When it comes to education, refugee children are among the world’s most marginalized groups. According to UNICEF, digital technology not only provides access to education, it opens doors to a host of integrated resources, ranging from psychosocial support to life and technology-driven skills. That’s why, in early December 2016, a group of WU employees came together to donate tablets to the Hope School, as well as several other refugee schools in Greece, Jordan and Lebanon. In early December, Maureen Sigliano, Vice President, Global Loyalty Development & Membership, and Jodie Madden, Sr. Manager, Global Loyalty Development and Membership visited the Skaramagas camp in Greece – to volunteer their time and deliver some of the donated tablets to the Hope School. “This specific initiative is critical because refugee children, like our children, need to be armed to plug into the global economy that they are a part of,” said Maureen.

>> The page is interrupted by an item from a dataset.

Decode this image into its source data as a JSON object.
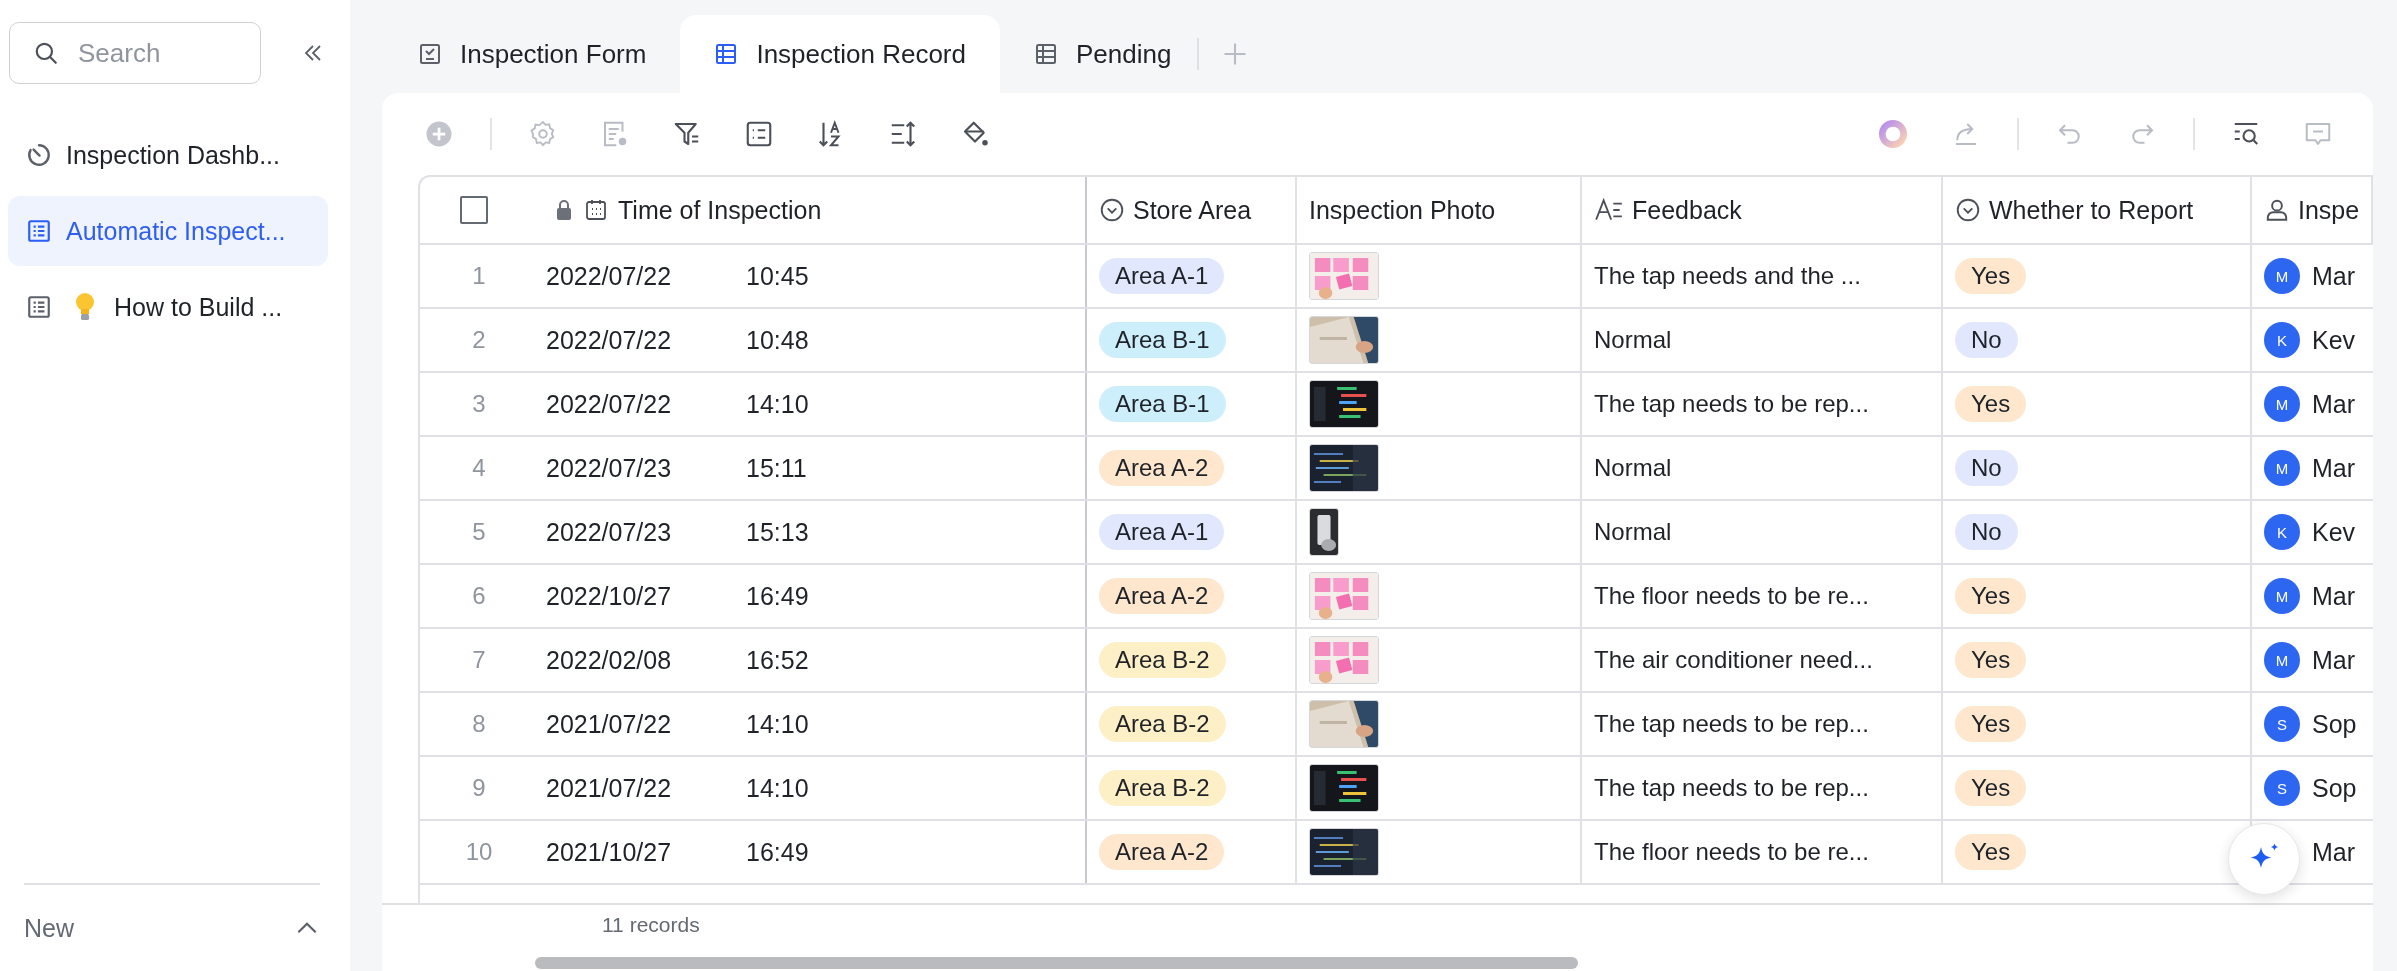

Please stay tuned to this blog for further information on the Hope School and to hear more about the Western Union and Western Union Foundation commitment and efforts to help create a sustainable future for refugees worldwide.
The Western Union Foundation is a separate §501(c)(3) recognized United States non-profit corporation supported by the Western Union Company, its employees, Agents, and business partners working to support education and disaster relief efforts as pathways toward a better future.